Whether you like him or not, you have to admit that JD Vance is an interesting guy.

I think the Ohio senator and 2024 GOP vice presidential nominee is smug, condescending and not nearly as smart as he likes to think he is — especially when discussing issues with which he has limited experience and knows little about, such as immigration.

Recently, Vance discussed the explosive issue with Lulu Garcia Navarro of The New York Times on the podcast “The Interview.” He managed to carefully navigate his way through an 11-minute conversation about immigration without acknowledging that Americans are dependent on undocumented migrant labor, that migrants take jobs Americans won’t do and that the only enforcement tool that has a prayer of working is to punish employers — some of whom contribute to Republican candidates.

On a personal level, I also think the quantum leap that represents Vance’s escape from one life and forging of another left behind psychological and emotional scar tissue that flares up when he gets angry, as he often does when he is interviewed by journalists who are asking questions that Vance considers unkind or unfair.

Here you have someone who, through hard work and tenacity, turned darkness into light. Vance was saddled with a working-class upbringing in Middleton, Ohio, that was marred by a broken home, a dysfunctional family, a drug-addicted mother who went to jail and left her son behind to be raised by his grandmother. He turned his life around by enlisting in the U.S. Marines and then making his way to Yale Law School, which he followed up with stints as a venture capitalist, bestselling author, U.S. senator and now Republican vice presidential candidate — all by age 40.

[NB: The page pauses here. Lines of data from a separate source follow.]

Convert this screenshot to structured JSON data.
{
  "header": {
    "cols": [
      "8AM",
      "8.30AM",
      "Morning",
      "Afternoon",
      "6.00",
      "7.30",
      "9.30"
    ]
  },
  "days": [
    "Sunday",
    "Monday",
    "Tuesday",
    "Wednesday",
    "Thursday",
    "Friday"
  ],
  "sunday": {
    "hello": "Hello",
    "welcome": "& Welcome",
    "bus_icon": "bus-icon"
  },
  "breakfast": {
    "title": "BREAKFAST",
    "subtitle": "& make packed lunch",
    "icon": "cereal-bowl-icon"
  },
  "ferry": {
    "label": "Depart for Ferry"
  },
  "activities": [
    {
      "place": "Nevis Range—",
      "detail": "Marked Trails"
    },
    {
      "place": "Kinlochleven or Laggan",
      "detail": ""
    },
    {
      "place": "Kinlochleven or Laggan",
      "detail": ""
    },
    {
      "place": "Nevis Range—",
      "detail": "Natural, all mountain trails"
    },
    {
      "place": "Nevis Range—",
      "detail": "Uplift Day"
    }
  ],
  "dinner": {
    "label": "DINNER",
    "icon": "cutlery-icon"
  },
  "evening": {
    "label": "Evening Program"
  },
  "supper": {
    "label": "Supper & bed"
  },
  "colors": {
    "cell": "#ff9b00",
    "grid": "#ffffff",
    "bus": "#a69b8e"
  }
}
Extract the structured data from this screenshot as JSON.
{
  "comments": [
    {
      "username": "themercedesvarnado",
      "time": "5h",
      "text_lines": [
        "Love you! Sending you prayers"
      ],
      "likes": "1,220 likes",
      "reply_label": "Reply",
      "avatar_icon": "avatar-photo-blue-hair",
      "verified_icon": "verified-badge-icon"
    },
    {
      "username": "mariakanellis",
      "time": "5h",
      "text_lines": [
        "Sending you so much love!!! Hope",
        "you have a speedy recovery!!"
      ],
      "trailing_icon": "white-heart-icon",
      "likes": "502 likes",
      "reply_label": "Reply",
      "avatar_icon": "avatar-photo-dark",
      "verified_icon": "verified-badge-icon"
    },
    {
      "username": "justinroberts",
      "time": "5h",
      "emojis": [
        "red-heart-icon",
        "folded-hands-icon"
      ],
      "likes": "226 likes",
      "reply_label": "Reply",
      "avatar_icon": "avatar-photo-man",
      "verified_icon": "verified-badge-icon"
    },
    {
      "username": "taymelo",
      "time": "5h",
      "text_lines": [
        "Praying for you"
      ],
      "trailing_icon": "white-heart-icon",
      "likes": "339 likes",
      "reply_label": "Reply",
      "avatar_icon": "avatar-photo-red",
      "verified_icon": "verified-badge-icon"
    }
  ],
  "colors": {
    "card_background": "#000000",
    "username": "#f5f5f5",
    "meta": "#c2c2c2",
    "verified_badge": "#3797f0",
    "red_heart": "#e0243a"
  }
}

Still, despite that success, I imagine that one never gets over the trauma of having one’s family torn apart and feeling abandoned by a parent who gets tangled up in the criminal justice system.

By the way, do you know who likely feels Vance’s pain? The millions of Latino migrant children whose lives have been severely damaged in the last 10 years by our nation’s dishonest, cruel and nonsensical immigration enforcement policies. Those policies were implemented by three presidents, all of whom handled immigration clumsily and made a bad situation worse: Barack Obama, Donald Trump and Joe Biden.

Now, for an encore, Trump the Republican presidential candidate has promised that, if elected, he’ll carry out mass deportations of millions of undocumented immigrants. If that happens, we’re going to have a lot more brown-skinned little JD Vances running around.

I say all this because I’m about to say a few nice things about the Republican vice presidential candidate, and I want to make sure it all balances out.

In much the same way that he turned around his own life, Vance has also — over the span of just a few months — reversed the narrative about whether he is a liability or an asset to the Trump campaign. It’s the latter. Since the vice presidential debate Oct. 2 — where Vance demolished his Democratic opponent, Minnesota Gov. Tim Walz, and presented himself as a real human being — the Republican has shown that Trump was smart to pick him as his running mate.

Few political observers would have reached that conclusion back in July, when the choice was announced. Vance’s earlier comments about how our domestic policy is shaped by “childless cat ladies” surfaced. Polls showed that a majority of voters found Vance to be intensely unlikable. There was even speculation that Trump was having buyer’s remorse and might dump Vance.

What a mistake that would have been. The Buckeye is quick on his feet during media interviews, pushing back against anchors and hosts who can’t keep up. He doesn’t just answer their question but also gives them a mild beating for daring to ask it. Trump supporters love watching the spectacle.

Overall, Vance has smoothed out some of the rough edges and seems to have worked hard to become more personable. Could “tolerable” be just around the corner? Let’s hope.